I had no idea what to think. My idea of the Contras was
that they were all reactionaries… death squads… mercenaries, bought and paid
for by the CIA. I’d read a little about
the Sandinista’s and one of their military leaders, Commander Zero, (who had
switched sides shortly after Samosa was ousted). Truthfully, I knew little of
the inner workings, who’s in who’s out, of the mess in Central America except
the President Ronald Reagan was for the Contras and Fidel Castro was an ally
of Daniel Ortega.
“You Americans have this warped idea of what the Contras
are.” She drew a rough map in the sand with her finger… “This is the North of
Nicaragua… and this is the East Coast where the Miskito live. The Northern
command is heavily armed and aided by the CIA but they mostly sit around
smoking dope in Honduras… sending raids across the border to hit heavy targets:
heavy targets like children in elementary schools.”

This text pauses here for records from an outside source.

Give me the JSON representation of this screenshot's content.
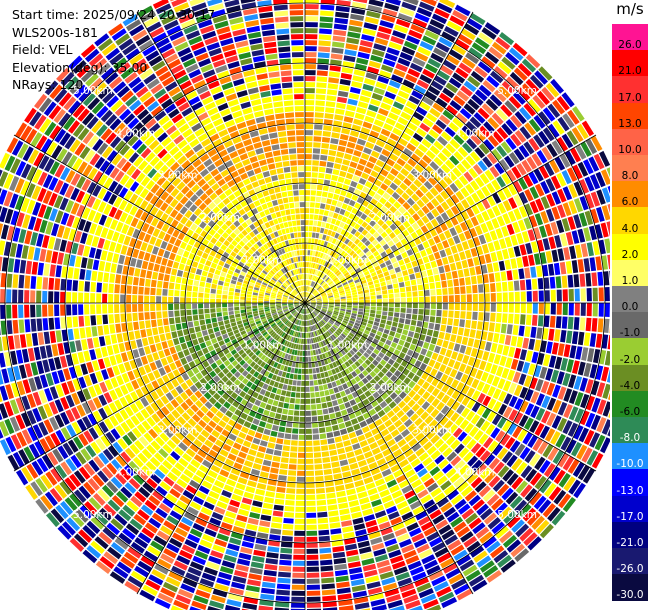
{
  "info": {
    "start_time": "Start time: 2025/09/24 20:30:17",
    "instrument": "WLS200s-181",
    "field": "Field: VEL",
    "elevation": "Elevation(deg): 35.00",
    "nrays": "NRays: 120"
  },
  "colorbar": {
    "unit": "m/s",
    "labels": [
      "26.0",
      "21.0",
      "17.0",
      "13.0",
      "10.0",
      "8.0",
      "6.0",
      "4.0",
      "2.0",
      "1.0",
      "0.0",
      "-1.0",
      "-2.0",
      "-4.0",
      "-6.0",
      "-8.0",
      "-10.0",
      "-13.0",
      "-17.0",
      "-21.0",
      "-26.0",
      "-30.0"
    ],
    "colors": [
      "#ff1493",
      "#ff0000",
      "#ff3030",
      "#ff4500",
      "#ff6347",
      "#ff7f50",
      "#ff8c00",
      "#ffd700",
      "#ffff00",
      "#ffff66",
      "#808080",
      "#696969",
      "#9acd32",
      "#6b8e23",
      "#228b22",
      "#2e8b57",
      "#1e90ff",
      "#0000ff",
      "#0000cd",
      "#000080",
      "#191970",
      "#0a0a40"
    ]
  },
  "chart_data": {
    "type": "heatmap",
    "subtype": "radar-ppi",
    "field": "VEL",
    "units": "m/s",
    "elevation_deg": 35.0,
    "n_rays": 120,
    "range_rings_km": [
      1.0,
      2.0,
      3.0,
      4.0,
      5.0
    ],
    "range_ring_labels": [
      "1.00km",
      "2.00km",
      "3.00km",
      "4.00km",
      "5.00km"
    ],
    "max_range_km": 5.6,
    "spoke_azimuths_deg": [
      0,
      30,
      60,
      90,
      120,
      150,
      180,
      210,
      240,
      270,
      300,
      330
    ],
    "color_scale_ms": [
      26.0,
      21.0,
      17.0,
      13.0,
      10.0,
      8.0,
      6.0,
      4.0,
      2.0,
      1.0,
      0.0,
      -1.0,
      -2.0,
      -4.0,
      -6.0,
      -8.0,
      -10.0,
      -13.0,
      -17.0,
      -21.0,
      -26.0,
      -30.0
    ],
    "field_pattern": {
      "inner_radius_km": 3.2,
      "noise_start_km": 4.1,
      "sectors": [
        {
          "azimuth_range_deg": [
            0,
            90
          ],
          "velocity_ms": 3.0
        },
        {
          "azimuth_range_deg": [
            90,
            180
          ],
          "velocity_ms": -2.0
        },
        {
          "azimuth_range_deg": [
            180,
            270
          ],
          "velocity_ms": -3.0
        },
        {
          "azimuth_range_deg": [
            270,
            360
          ],
          "velocity_ms": 3.5
        }
      ]
    }
  }
}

“The Miskitos are here,” circling the side of her map, “and
many have fled to Honduras with Pastora or Bermudez. We are fiercely
independent; the Spanish, the English, the Americans, Samosa, and now, the
Sandinistas, have tried to co-opt, enlist, or erase, them from the Coast.” She
slammed her fist down on the sand where I imagined people in grass skirts with
spears scurrying into the forests to hide from Conquistadors. “But we are still
here.”
The Iran/Contra Affair had been buzzing around the
alternative press at that time… and, of course, anyone opposed to the
Sandinista FSLN was considered to be the personification of evil. Among my
liberal friends, myself included, there was a ready acceptance of leftist
revolutionaries and, any contrary groups however slight the gradient distinction,
were considered neo-fascists.
It made an impression on me too that Kuka didn’t mind
sleeping with me in my VW van. She didn’t seem to mind at all, saying,
“Sometimes we sleep on hammocks in the forest. This van is a luxury, you know.”
If I could have loved, I would have loved Kuka. I would
have just as I would have, if I could have, loved anyone. I had to resign to not
being able to love. To love was not an option as long as a crystalline pure
hatred for Celeste, for her persistent refusal of any visitation with Ariel, bore
my spirit. It was a hard realization that expressed itself first in Honduras.